Pour voir les beautés du Liban, clique sur nous ;-)
Seul pays de la région que nous n'avions pas encore eu la chance d'explorer, le Liban restait une destination que nous convoitions depuis un moment. La conjonction de différentes circonstances favorables nous a décidés à profiter de ces vacances pour aller enfin découvrir ce tout petit pays qui fait tant parler de lui. Et nous avons été récompensés de notre - très relative- témérité : nous avons passé une merveilleuse semaine !
Il faut dire que bien des énergies s'étaient mobilisées pour en faire une réussite : nos amis de Singapour, Anne et Elias, nous avaient concocté un programme optimisé et exhaustif ; et nos amis de Damas, Imad et Rana, maintenant installés à Beyrouth, nous ont pris sous leurs ailes -comme en Syrie il y a 4 ans- et nous ont fait découvrir les beautés et les secrets de ce pays qu'ils aiment et connaissent comme le leur.
Nous avons arpenté les sites antiques de Tyr ; nous nous sommes remémoré avec émotion feu le souk d'Alep en traversant celui de Sidon ; nous nous sommes imprégnés des ambiances des différents quartiers (pas tous) de Beyrouth en arpentant la ville en tout sens ; nous nous sommes enfoncés dans les entrailles de la terre à Jeita ; nous avons pris de la hauteur à Jounieh pour admirer cette magnifique côte dont les montagnes tombent dans la mer ; nous avons succombé au charme de Byblos by night, au point d'y retourner de jour ; nous avons exploré la vallée de la Qadisha à la recherche des vieux ermitages et monastères, témoins des temps anciens où les premiers chrétiens y trouvaient refuge ; nous avons visité avec curiosité puis dégusté avec délice les vins de Ksara ; nous avons admiré la beauté des palais de Beit Ed-Dine ; nous avons été happés par la fièvre de la vie nocturne de Beyrouth ; ...
Grâce aux sorties que nous ont offertes Imad et Rana ("The Music Hall" et "Em Sherif restaurant" pour les connaisseurs), nous pouvons en effet confirmer l'adage selon lequel les Libanais sont fêtards et show-off ! Au risque de vivre éventuellement très chichement par ailleurs, ils aiment exhiber une belle voiture, une belle montre... et une belle femme :-) Ainsi parés, ils peuvent sortir et se montrer dans les innombrables restaurants et night clubs en vue de Beyrouth pour s'amuser, manger, boire et danser entre amis jusqu'au bout de la nuit. Qu'on se le dise : quoi que la vie leur réserve de difficultés et de souffrances, les libanais veulent s'amuser, passer du bon temps, faire la fête et profiter de l'instant présent. Quelle belle leçon !

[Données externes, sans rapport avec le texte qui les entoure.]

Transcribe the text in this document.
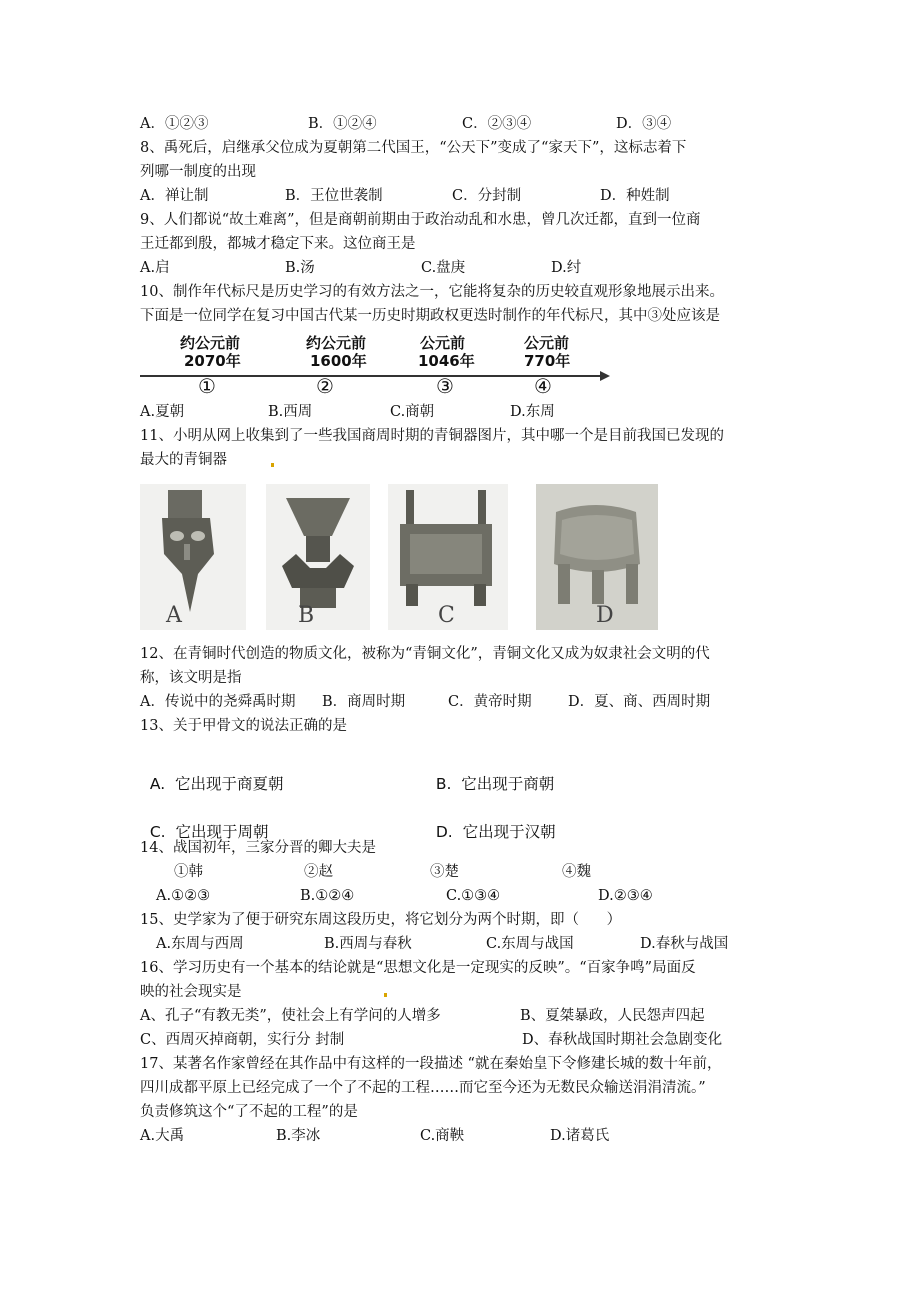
A．①②③	B．①②④	C．②③④	D．③④
8、禹死后，启继承父位成为夏朝第二代国王，“公天下”变成了“家天下”，这标志着下
列哪一制度的出现
A．禅让制	B．王位世袭制	C．分封制	D．种姓制
9、人们都说“故土难离”，但是商朝前期由于政治动乱和水患，曾几次迁都，直到一位商
王迁都到殷，都城才稳定下来。这位商王是
A.启	B.汤	C.盘庚	D.纣
10、制作年代标尺是历史学习的有效方法之一，它能将复杂的历史较直观形象地展示出来。
下面是一位同学在复习中国古代某一历史时期政权更迭时制作的年代标尺，其中③处应该是
约公元前
2070年
①
约公元前
1600年
②
公元前
1046年
③
公元前
770年
④
A.夏朝	B.西周	C.商朝	D.东周
11、小明从网上收集到了一些我国商周时期的青铜器图片，其中哪一个是目前我国已发现的
最大的青铜器
A	B	C	D
12、在青铜时代创造的物质文化，被称为“青铜文化”，青铜文化又成为奴隶社会文明的代
称，该文明是指
A．传说中的尧舜禹时期 B．商周时期	C．黄帝时期	D．夏、商、西周时期
13、关于甲骨文的说法正确的是

A. 它出现于商夏朝	B. 它出现于商朝

C. 它出现于周朝	D. 它出现于汉朝

14、战国初年，三家分晋的卿大夫是
①韩	②赵	③楚	④魏
A.①②③	B.①②④	C.①③④	D.②③④
15、史学家为了便于研究东周这段历史，将它划分为两个时期，即（      ）
A.东周与西周	B.西周与春秋	C.东周与战国	D.春秋与战国
16、学习历史有一个基本的结论就是“思想文化是一定现实的反映”。“百家争鸣”局面反
映的社会现实是
A、孔子“有教无类”，使社会上有学问的人增多	B、夏桀暴政，人民怨声四起
C、西周灭掉商朝，实行分 封制	D、春秋战国时期社会急剧变化
17、某著名作家曾经在其作品中有这样的一段描述 “就在秦始皇下令修建长城的数十年前，
四川成都平原上已经完成了一个了不起的工程……而它至今还为无数民众输送涓涓清流。”
负责修筑这个“了不起的工程”的是
A.大禹	B.李冰	C.商鞅	D.诸葛氏
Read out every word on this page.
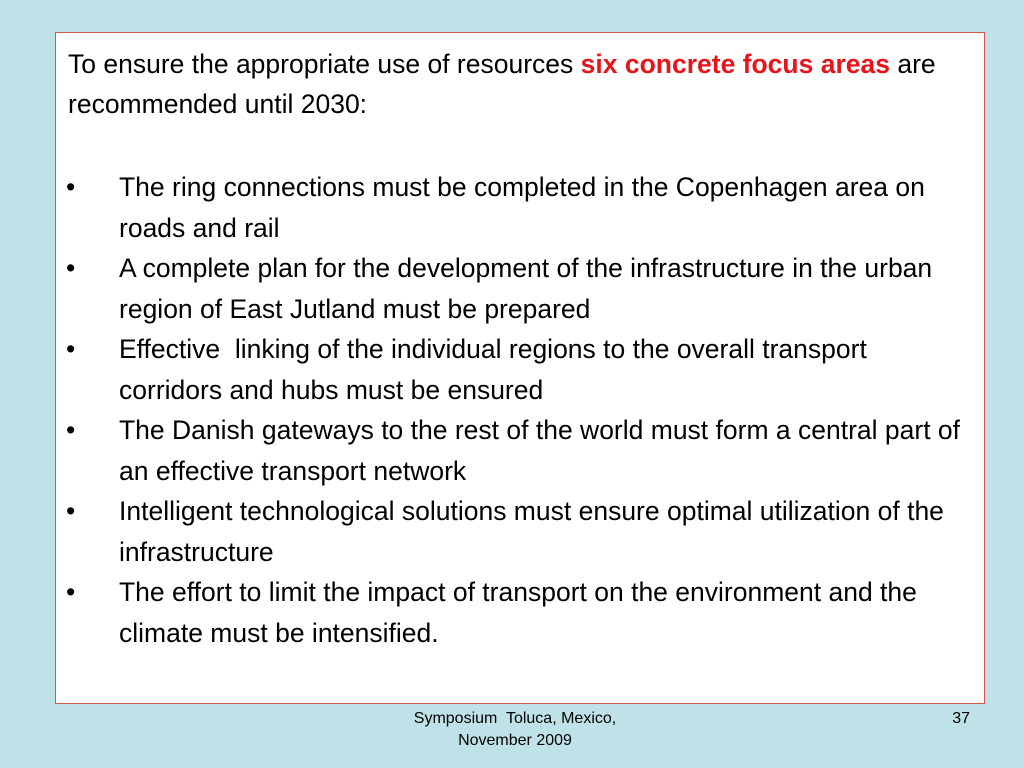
To ensure the appropriate use of resources six concrete focus areas are recommended until 2030:

• The ring connections must be completed in the Copenhagen area on roads and rail
• A complete plan for the development of the infrastructure in the urban region of East Jutland must be prepared
• Effective  linking of the individual regions to the overall transport  corridors and hubs must be ensured
• The Danish gateways to the rest of the world must form a central part of an effective transport network
• Intelligent technological solutions must ensure optimal utilization of the infrastructure
• The effort to limit the impact of transport on the environment and the climate must be intensified.
Symposium  Toluca, Mexico,
November 2009
37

Dans nos déambulations, partout nous avons croisé des check points, des tanks et des soldats armés, mais nulle part et à aucun moment nous ne nous sommes sentis en insécurité ni même mal à l'aise. Et partout nous n'avons rencontré que visages souriants et personnes avenantes et serviables. Même si nous savons que les difficultés et les tensions entre communautés religieuses sont réelles, et même si nous ne sommes allés que dans les endroits sûrs et calmes, nous avons été frappés de la sereine cohabitation dans laquelle semblent vivre ces peuples, où mosquées et églises se répondent et où l'Islam, bien que prédominant, n'envahit pas l'espace public de manière aussi ostentatoire et démonstrative qu'ici. Nos différentes discussions avec chacun (français, syriens, libanais) semble confirmer cette capacité qu'ont les libanais à vivre ensemble, en dépit des pressions exercées par les voisins et problèmes causés par l'extérieur.
Les enfants ajouteraient qu'ils ont adoré la fraîcheur, la verdure et la nature ; ce que confirmeraient les parents, qui ajouteraient qu'il était bon d'apercevoir des clochers partout et d'admirer de magnifiques crèches à ciel ouvert dans tous les petits villages traversés (certains devraient en prendre de la graine ;-)
Nous voilà donc de retour d'un nouveau très beau voyage, riches de rencontres et de découvertes que nous n'aurions jamais faites sans nos amis de là-bas et d'ailleurs. Merci à tous de nous avoir permis de découvrir les multiples facettes du Liban, trop souvent ignorées au profit d'autres réalités douloureuses.